Foto: Schwarzwälder Bote

Mountainbike: Henrique Avancini boxt sich durch

Von Erhard Goller

Nicht nur weil die UCI Mountainbike-WM 2020 im Juni in Albstadt stattfindet, wird die WM europäisch dominiert sein. Für einen südamerikanischen Farbtupfer sorgt Henrique Avancini.

In der Weltrangliste der Herren findet man unter den besten zwanzig 17 Europäer. Doch an zweiter Position leuchtet aktuell hinter dem Namen Henrique Avancini das Grün der brasilianischen Flagge.

Ab Sonntag kämpft er an der Seite des Kirchheimers Manuel Fumic beim renommierten Etappenrennen Cape Epic in Südafrika um den Sieg. Als erster Brasilianer wurde Avancini Weltmeister in einer Radsport-Disziplin. Seine Geschichte ist nicht nur deshalb bemerkenswert. Avancini erzählt sie selbstreflektiert als eine Biographie des Underdogs, der lernt, an sich zu glauben, aber auch auf dem Hintergrund des Kolonialismus. Und der 31-Jährige gibt damit tiefen Einblick in die Mechanismen einer Disziplin.

Henrique Avancini ist am 30. März 1989 in Petropolis geboren. Das liegt in den Bergen, 60 Kilometer nördlich von Rio de Janeiro. Mit acht Jahren fing er an Mountainbike zu fahren, der Vater hatte einen kleinen Bikeshop eröffnet. Er hat eine Schwester, die zu Hause auch seine Physiotherapeutin ist.

Das Rennen, mit dem der Brasilianer auf der europäischen Bühne zum ersten Mal so richtig wahrgenommen wurde, spielt nur 45 Minuten von Albstadt entfernt, in Münsingen. Im April 2013 überraschte er alle Favoriten und gewann den Bundesliga-Klassiker auf der Schwäbischen Alb.

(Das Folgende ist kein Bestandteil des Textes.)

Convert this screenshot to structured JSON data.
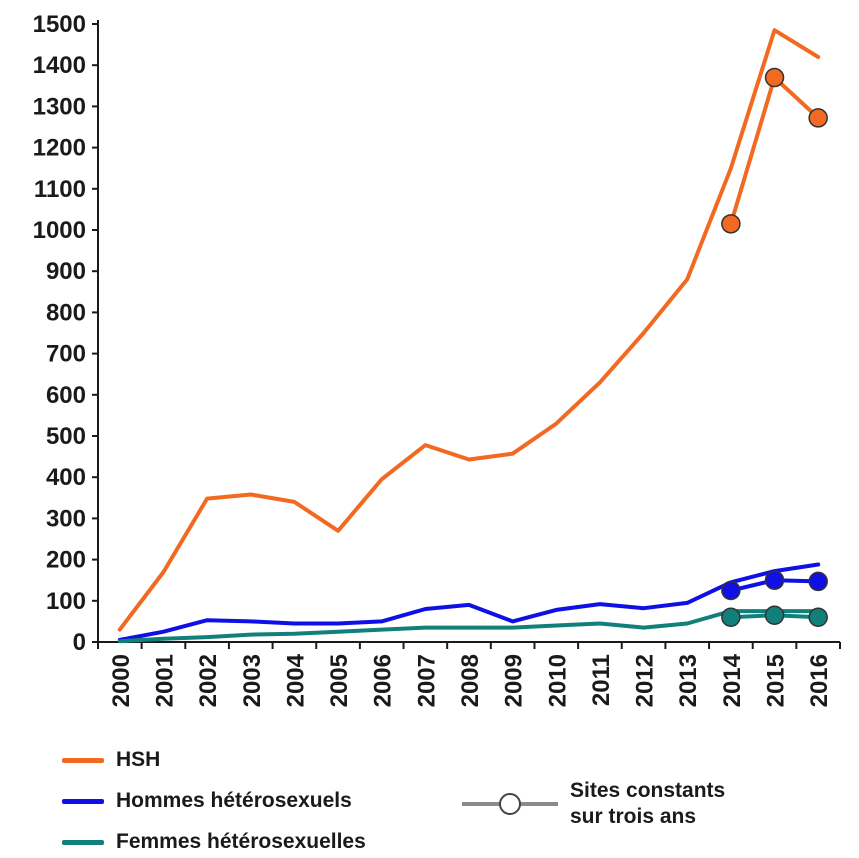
{
  "chart_data": {
    "type": "line",
    "x": [
      "2000",
      "2001",
      "2002",
      "2003",
      "2004",
      "2005",
      "2006",
      "2007",
      "2008",
      "2009",
      "2010",
      "2011",
      "2012",
      "2013",
      "2014",
      "2015",
      "2016"
    ],
    "ylim": [
      0,
      1500
    ],
    "yticks": [
      0,
      100,
      200,
      300,
      400,
      500,
      600,
      700,
      800,
      900,
      1000,
      1100,
      1200,
      1300,
      1400,
      1500
    ],
    "grid": false,
    "series": [
      {
        "name": "HSH",
        "color": "#F26A21",
        "values": [
          30,
          170,
          348,
          358,
          340,
          270,
          395,
          478,
          443,
          457,
          530,
          630,
          750,
          880,
          1150,
          1485,
          1420
        ]
      },
      {
        "name": "Hommes hétérosexuels",
        "color": "#1010E6",
        "values": [
          5,
          25,
          53,
          50,
          45,
          45,
          50,
          80,
          90,
          50,
          78,
          92,
          82,
          95,
          145,
          172,
          188
        ]
      },
      {
        "name": "Femmes hétérosexuelles",
        "color": "#12807A",
        "values": [
          2,
          8,
          12,
          18,
          20,
          25,
          30,
          35,
          35,
          35,
          40,
          45,
          35,
          45,
          75,
          75,
          75
        ]
      }
    ],
    "constant_sites": {
      "label_line1": "Sites constants",
      "label_line2": "sur trois ans",
      "x": [
        "2014",
        "2015",
        "2016"
      ],
      "series": [
        {
          "color": "#F26A21",
          "values": [
            1015,
            1370,
            1272
          ]
        },
        {
          "color": "#1010E6",
          "values": [
            125,
            150,
            147
          ]
        },
        {
          "color": "#12807A",
          "values": [
            60,
            65,
            60
          ]
        }
      ]
    }
  }
}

Von 2009 bis 2011 war er als U23-Fahrer in einem italienischen Team gefahren, doch der Durchbruch war ihm nicht gelungen. Bei der WM 2011 in Champéry, Schweiz, wurde Avancini 25. Kein Ergebnis, mit dem man an gute Profi-Verträge kommt. Ende 2014 unterschrieb Avancini beim Team Cannondale Factory Racing, einem der weltbesten Profi-Teams. Ein Jahr vorher wäre das schon möglich gewesen, doch der Brasilianer verzichtete darauf, weil er sich noch nicht bereit sah, diesen Schritt in eine Equipe mit lauter Weltklasse-Leuten zu gehen.

2017 fiel er als Zehnter in Andorra erstmals im Weltcup auf, dann ließ er bei der WM in Cairns als Vierter aufhorchen. Im Frühjahr hatte er gemeinsam mit Manuel Fumic schon drei Cape-Epic-Etappen gewonnen.

2018 gelangen ihm zwei vierte Plätze im Cross-Country-Weltcup und ein Sieg im Short-Track-Weltcup. Am Ende der Saison wurde er Weltmeister im Marathon. Als erster Brasilianer trug er das Regenbogen-Trikot, das dem Titelgewinner in den Radsport-Disziplinen übergestreift wird.

Für 2019 hatte sich Avancini vorgenommen, ein großes (Cross-Country-)Rennen zu gewinnen. Abgesehen von dem erneuten Gewinn eines Short-Track-Wettbewerbs im Weltcup gelang ihm das nicht. Beim Cape Epic wurde er mit Manuel Fumic Zweiter.

Sein anderes Ziel, eine konstante Saison unter den Besten zu fahren, realisierte er. Er verbesserte sich in der Weltcup-Gesamtwertung von vier (2018) auf drei (2019). In fünf von sieben Cross-Country-Rennen war er in den Top Five. Zum Auftakt in Albstadt gelang ihm das allerdings nicht. Da wurde er nur 18.

Alter: 32

Wohnort: Petropolis, Brasilien

Beruf: Radprofi

Erfolge: Marathon-Weltmeister 2018; zwei Short Track-Weltcupsiege; Weltcup-Gesamt-Dritter 2019; Zweiter Cape Epic 2019; Dritter Cape Epic 2018; WM-Vierter 2017, 2018; Brasilianischer Athlet des Jahres 2018.